So apparently a lot of you really like Head-Cold Sharon. I don’t know what that says about my regular personality, but I’ll try and bring her back real soon–maybe I’ll take a swig of Nyquil or something.
But now that I’m all healed up, I’m headed down to Charlotte to speak at another conference this weekend. It’s the North Carolina Baptist Campus Ministry Fall Convention, and I’m teaching on a similar topic to last weekend’s conference. The title for my session is “Unconventional Womanhood: Being a Christian Woman in a Secular World.”
As I’ve been reflecting on this topic, I’ve been struck by the varying ways in which culture has shaped our understanding of godly womanhood. Most Christians would agree that culture has negatively influenced our concept of femininity in some way or another, but exactly how those influences have manifested themselves is up for debate.
You see, your answer to this question will largely depend on what perspective you’re coming from. Most of us would agree that trends such as the growing immodesty among Christian women are a negative impact from our society. But there is a point at which Christians are utterly divided. Here’s what I mean–
(And keep in mind that these are stereotypes. Not all people will fit these exact molds)
The conservative perspective tends to argue that the culture’s influence is most pronounced in Christian women who are hyper-feminists. From this angle, Christians are seen as having abandoned Scriptural teachings in favor of societal trends, ignoring God’s intention for distinct gender roles in favor of female agendas.
The liberal perspective frequently contends that oppressive cultural influences arise when women are primarily limited to the home. From this angle, Christians are portrayed as chauvinists who twist Scripture to debase women.
What is ironic about these two perspectives is that they have completely opposite understandings of the culture. One view sees the culture as being relativistic–anything goes, including all gender distinctions. The other view understands the culture as being too absolutist on the point of gender roles. From this perspective, women have been subjugated by their cultures for far too long, and Scripture should be read as speaking prophetically into that oppression.

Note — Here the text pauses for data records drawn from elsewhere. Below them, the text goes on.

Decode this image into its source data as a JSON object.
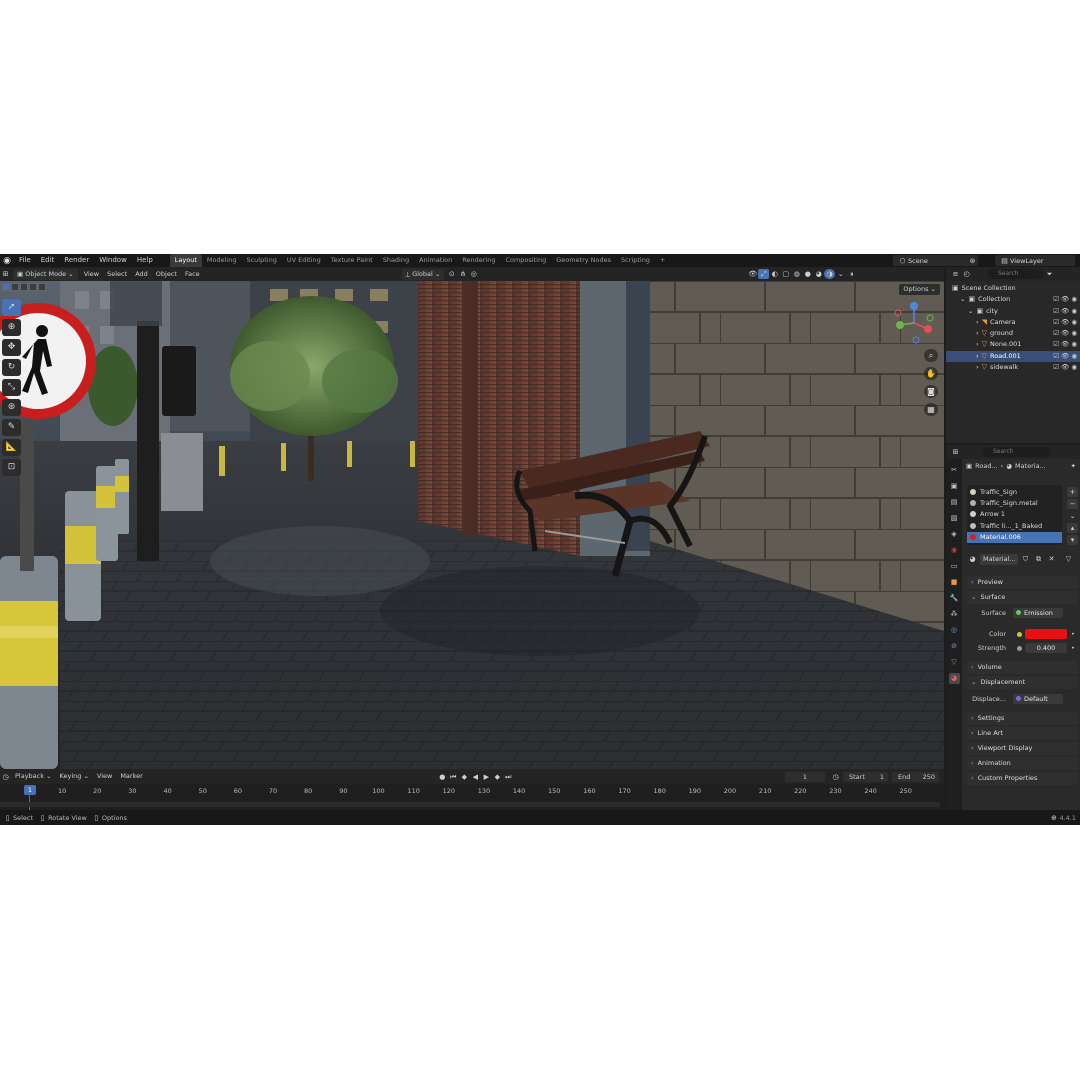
{
  "topbar": {
    "menus": [
      "File",
      "Edit",
      "Render",
      "Window",
      "Help"
    ],
    "workspaces": [
      "Layout",
      "Modeling",
      "Sculpting",
      "UV Editing",
      "Texture Paint",
      "Shading",
      "Animation",
      "Rendering",
      "Compositing",
      "Geometry Nodes",
      "Scripting"
    ],
    "active_workspace": "Layout",
    "add_tab": "+",
    "scene": "Scene",
    "view_layer": "ViewLayer"
  },
  "viewport_header": {
    "mode": "Object Mode",
    "menus": [
      "View",
      "Select",
      "Add",
      "Object",
      "Face"
    ],
    "orientation": "Global",
    "options_label": "Options"
  },
  "viewport": {
    "accent": "#4772b3"
  },
  "outliner": {
    "search_placeholder": "Search",
    "rows": [
      {
        "label": "Scene Collection",
        "indent": 0
      },
      {
        "label": "Collection",
        "indent": 1
      },
      {
        "label": "city",
        "indent": 2
      },
      {
        "label": "Camera",
        "indent": 3
      },
      {
        "label": "ground",
        "indent": 3
      },
      {
        "label": "None.001",
        "indent": 3
      },
      {
        "label": "Road.001",
        "indent": 3,
        "selected": true
      },
      {
        "label": "sidewalk",
        "indent": 3
      }
    ]
  },
  "properties": {
    "search_placeholder": "Search",
    "breadcrumb_object": "Road...",
    "breadcrumb_material": "Materia...",
    "materials": [
      {
        "label": "Traffic_Sign",
        "color": "#d8d0c0"
      },
      {
        "label": "Traffic_Sign.metal",
        "color": "#b0b0b0"
      },
      {
        "label": "Arrow 1",
        "color": "#cfcfcf"
      },
      {
        "label": "Traffic li..._1_Baked",
        "color": "#c0c0c0"
      },
      {
        "label": "Material.006",
        "color": "#d42020",
        "selected": true
      }
    ],
    "material_slot": "Material...",
    "panels": {
      "preview": "Preview",
      "surface": "Surface",
      "volume": "Volume",
      "displacement": "Displacement",
      "settings": "Settings",
      "line_art": "Line Art",
      "viewport_display": "Viewport Display",
      "animation": "Animation",
      "custom_properties": "Custom Properties"
    },
    "surface_label": "Surface",
    "surface_value": "Emission",
    "color_label": "Color",
    "color_value": "#e81010",
    "strength_label": "Strength",
    "strength_value": "0.400",
    "displacement_label": "Displace...",
    "displacement_value": "Default"
  },
  "timeline": {
    "menus": [
      "Playback",
      "Keying",
      "View",
      "Marker"
    ],
    "current_frame": "1",
    "start_label": "Start",
    "start_value": "1",
    "end_label": "End",
    "end_value": "250",
    "ticks": [
      "10",
      "20",
      "30",
      "40",
      "50",
      "60",
      "70",
      "80",
      "90",
      "100",
      "110",
      "120",
      "130",
      "140",
      "150",
      "160",
      "170",
      "180",
      "190",
      "200",
      "210",
      "220",
      "230",
      "240",
      "250"
    ],
    "marker": "1"
  },
  "statusbar": {
    "select": "Select",
    "rotate": "Rotate View",
    "options": "Options",
    "version": "4.4.1"
  }
}
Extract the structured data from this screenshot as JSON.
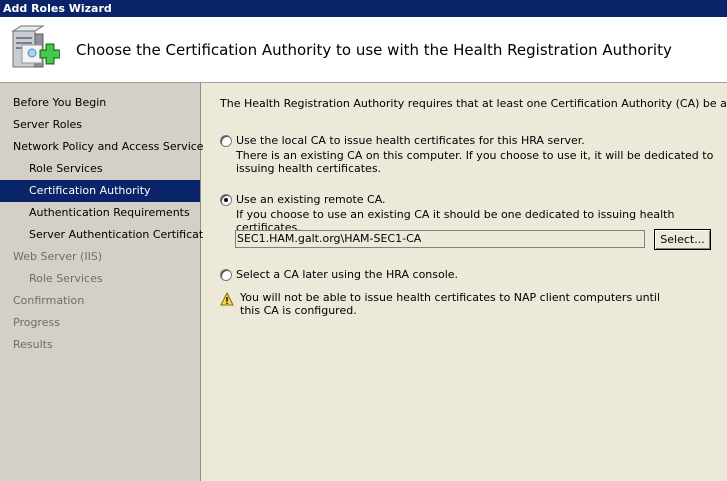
{
  "window": {
    "title": "Add Roles Wizard"
  },
  "header": {
    "title": "Choose the Certification Authority to use with the Health Registration Authority",
    "icon": "server-add-icon"
  },
  "nav": {
    "items": [
      {
        "label": "Before You Begin"
      },
      {
        "label": "Server Roles"
      },
      {
        "label": "Network Policy and Access Services"
      },
      {
        "label": "Role Services"
      },
      {
        "label": "Certification Authority"
      },
      {
        "label": "Authentication Requirements"
      },
      {
        "label": "Server Authentication Certificate"
      },
      {
        "label": "Web Server (IIS)"
      },
      {
        "label": "Role Services"
      },
      {
        "label": "Confirmation"
      },
      {
        "label": "Progress"
      },
      {
        "label": "Results"
      }
    ],
    "active_index": 4
  },
  "content": {
    "intro": "The Health Registration Authority requires that at least one Certification Authority (CA) be associated wit",
    "options": [
      {
        "label": "Use the local CA to issue health certificates for this HRA server.",
        "description": "There is an existing CA on this computer. If you choose to use it, it will be dedicated to issuing health certificates.",
        "selected": false
      },
      {
        "label": "Use an existing remote CA.",
        "description": "If you choose to use an existing CA it should be one dedicated to issuing health certificates.",
        "selected": true
      },
      {
        "label": "Select a CA later using the HRA console.",
        "selected": false
      }
    ],
    "ca_value": "SEC1.HAM.galt.org\\HAM-SEC1-CA",
    "select_button": "Select...",
    "warning": "You will not be able to issue health certificates to NAP client computers until this CA is configured.",
    "warning_icon": "warning-icon"
  },
  "colors": {
    "titlebar": "#0a246a",
    "nav_bg": "#d4d0c8",
    "content_bg": "#ece9d8",
    "selected": "#0a246a"
  }
}
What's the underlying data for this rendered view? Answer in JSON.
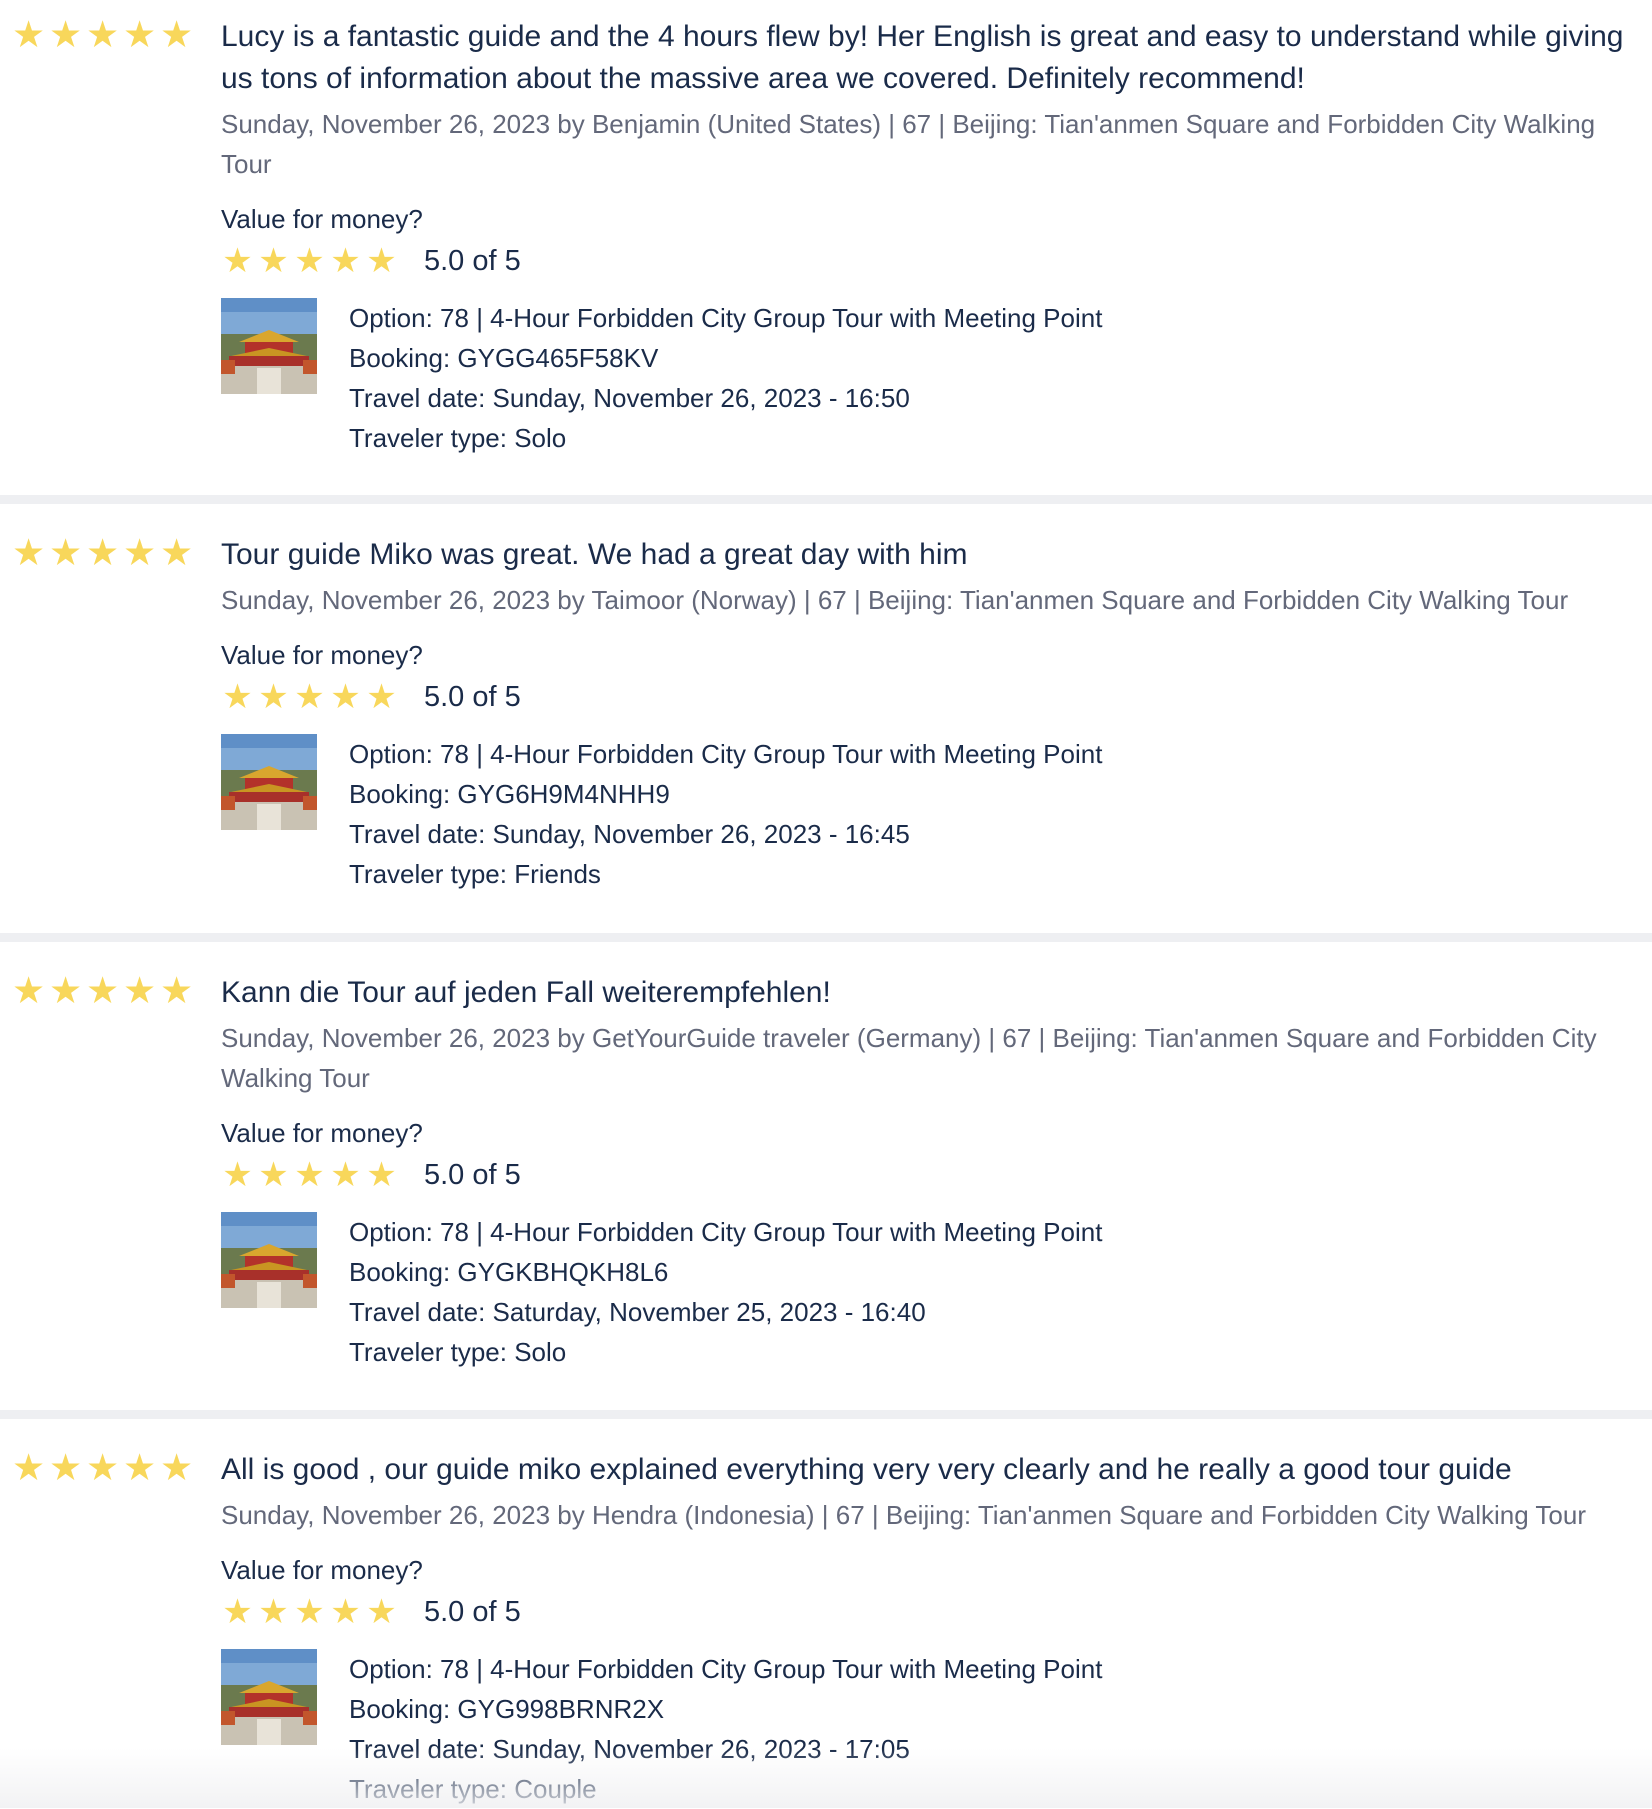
{
  "colors": {
    "star": "#f8d75b",
    "text_primary": "#1a2b49",
    "text_meta": "#63687a",
    "separator": "#eeeff2"
  },
  "reviews": [
    {
      "title": "Lucy is a fantastic guide and the 4 hours flew by! Her English is great and easy to understand while giving us tons of information about the massive area we covered. Definitely recommend!",
      "meta": "Sunday, November 26, 2023 by Benjamin (United States) | 67 | Beijing: Tian'anmen Square and Forbidden City Walking Tour",
      "rating": 5,
      "vfm_label": "Value for money?",
      "vfm_rating": 5,
      "vfm_score": "5.0 of 5",
      "option": "Option: 78 | 4-Hour Forbidden City Group Tour with Meeting Point",
      "booking": "Booking: GYGG465F58KV",
      "travel_date": "Travel date: Sunday, November 26, 2023 - 16:50",
      "traveler_type": "Traveler type: Solo"
    },
    {
      "title": "Tour guide Miko was great. We had a great day with him",
      "meta": "Sunday, November 26, 2023 by Taimoor (Norway) | 67 | Beijing: Tian'anmen Square and Forbidden City Walking Tour",
      "rating": 5,
      "vfm_label": "Value for money?",
      "vfm_rating": 5,
      "vfm_score": "5.0 of 5",
      "option": "Option: 78 | 4-Hour Forbidden City Group Tour with Meeting Point",
      "booking": "Booking: GYG6H9M4NHH9",
      "travel_date": "Travel date: Sunday, November 26, 2023 - 16:45",
      "traveler_type": "Traveler type: Friends"
    },
    {
      "title": "Kann die Tour auf jeden Fall weiterempfehlen!",
      "meta": "Sunday, November 26, 2023 by GetYourGuide traveler (Germany) | 67 | Beijing: Tian'anmen Square and Forbidden City Walking Tour",
      "rating": 5,
      "vfm_label": "Value for money?",
      "vfm_rating": 5,
      "vfm_score": "5.0 of 5",
      "option": "Option: 78 | 4-Hour Forbidden City Group Tour with Meeting Point",
      "booking": "Booking: GYGKBHQKH8L6",
      "travel_date": "Travel date: Saturday, November 25, 2023 - 16:40",
      "traveler_type": "Traveler type: Solo"
    },
    {
      "title": "All is good , our guide miko explained everything very very clearly and he really a good tour guide",
      "meta": "Sunday, November 26, 2023 by Hendra (Indonesia) | 67 | Beijing: Tian'anmen Square and Forbidden City Walking Tour",
      "rating": 5,
      "vfm_label": "Value for money?",
      "vfm_rating": 5,
      "vfm_score": "5.0 of 5",
      "option": "Option: 78 | 4-Hour Forbidden City Group Tour with Meeting Point",
      "booking": "Booking: GYG998BRNR2X",
      "travel_date": "Travel date: Sunday, November 26, 2023 - 17:05",
      "traveler_type": "Traveler type: Couple"
    }
  ]
}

So which one is it? Is our culture relativistic, or absolutist?
The answer is both. There are people in our culture who are extreme relativists, and that mindset has influenced numerous denominations. But there are also segments of our culture who are extreme absolutists, and they have influenced countless denominations as well.
And given this reality, it is imperative that we listen to BOTH perspectives. In Scripture we find a surprising tension between an emphasis on distinct gender roles, and female empowerment (which, at the time, was quite revolutionary). That said, we need to adopt a worldview that embraces both ends of the spectrum. Otherwise, we run the risk of excluding parts of Scripture.
Practically speaking, what does this look like? Liberals can embrace the very real language of gender distinction that we find in Scripture, a language that not only lends richness to our understanding of male and female relationships, but also adds depth to our understanding of the Trinity. Similarly, conservatives can embrace the female empowerment that very much exists in Scripture, pushing women to be leaders, to arm themselves with knowledge, to do so in ways that is not necessarily limited to the home and family.
As differing members of the Body of Christ, it is vital that we listen to a wide array of voices. None of us is immune to the influence of culture, so we need the perspectives of those outside our circle to give us clarity. That doesn’t mean you have to agree on EVERYTHING, but if you can’t find a single thing to learn from one another then you probably don’t have a correct understanding of the Church.
Godly womanhood is a complex thing, but the more we seek to understand it and listen to the perspectives of others, the more we will approach a holistic picture of it. The ultimate end, of course, being the glory of God and service to His Kingdom. Women accomplish little if they are not encouraged to cultivate their gifts and join men on the spiritual battlefield. But they will also fail to be effective if they deny their uniquely feminine strengths. So we must seek to find a balance of the two, not for the sake of women, but for the sake of Christ.